The Tribe, which owns the Hard Rock Casinos in Tampa and Hollywood, faces an Oct. 29 deadline to quit operating table games — blackjack, chemin de fer and baccarat — at five of its seven casinos because a key provision of the 2010 compact that allows the tribe to operate the games in exchange for payments to the state expired at the end of July.

The agreement remains in force until the end of the month but both the compact, and the federal Indian Gaming Regulatory Act, give the Tribe the right to seek court intervention in the face of a dispute with the state.

Despite ongoing talks, the lawsuit alleges the state is not negotiated in good faith because it has demanded modifications to the remaining provisions of the compact “to substantially increase the Tribe’s payments to the State…without a proportionate increase in economic benefit to the Tribe.”
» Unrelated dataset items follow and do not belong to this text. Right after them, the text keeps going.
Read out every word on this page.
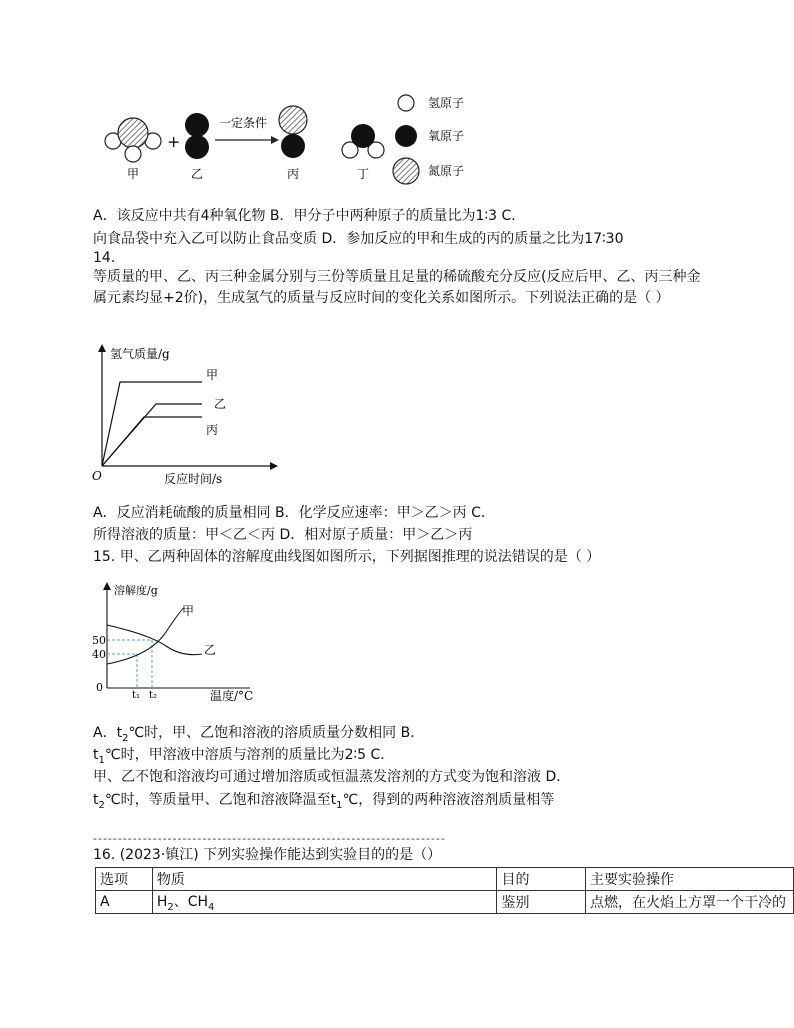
+
一定条件
甲	乙	丙	丁
氢原子
氧原子
氮原子
A．该反应中共有4种氧化物 B．甲分子中两种原子的质量比为1∶3 C．
向食品袋中充入乙可以防止食品变质 D．参加反应的甲和生成的丙的质量之比为17∶30
14.
等质量的甲、乙、丙三种金属分别与三份等质量且足量的稀硫酸充分反应(反应后甲、乙、丙三种金属元素均显+2价)，生成氢气的质量与反应时间的变化关系如图所示。下列说法正确的是（ ）
氢气质量/g
反应时间/s
O
甲
乙
丙
A．反应消耗硫酸的质量相同 B．化学反应速率：甲＞乙＞丙 C．
所得溶液的质量：甲＜乙＜丙 D．相对原子质量：甲＞乙＞丙
15. 甲、乙两种固体的溶解度曲线图如图所示，下列据图推理的说法错误的是（ ）
溶解度/g
温度/°C
0
50
40
t₁ t₂
甲
乙
A．$t_2℃$时，甲、乙饱和溶液的溶质质量分数相同 B．
$t_1℃$时，甲溶液中溶质与溶剂的质量比为2∶5 C．
甲、乙不饱和溶液均可通过增加溶质或恒温蒸发溶剂的方式变为饱和溶液 D．
$t_2℃$时，等质量甲、乙饱和溶液降温至$t_1℃$，得到的两种溶液溶剂质量相等
-----------------------------------------------------------------------
16. (2023·镇江) 下列实验操作能达到实验目的的是（）
选项	物质	目的	主要实验操作
A	$H_2$、$CH_4$	鉴别	点燃，在火焰上方罩一个干冷的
The Tribe has argued that the state has breached the compact by allowing look-alike table games, operating off slot-machine software, to be played at competing casinos in South Florida in violation of its exclusive rights. The lawsuit asks the court to order the state to declare the table games legal, and to negotiate in good faith.

The governor’s office declined comment. In June, the Florida Department of Business and Professional Regulation said it disagreed with the Seminoles’ claims and asked the Tribe to provide them with a “timeline for the closure of banked card games at your tribal facilities.” But the Tribe has failed to do so, arguing that regulators are violating the deal by allowing the competing games.

Officials from the tribe met with the governor two weeks ago and returned to Tallahassee last week to continue talks with his staff and key legislators. The Tribe has remained silent about the negotiations but sounded optimistic in its statement on Monday.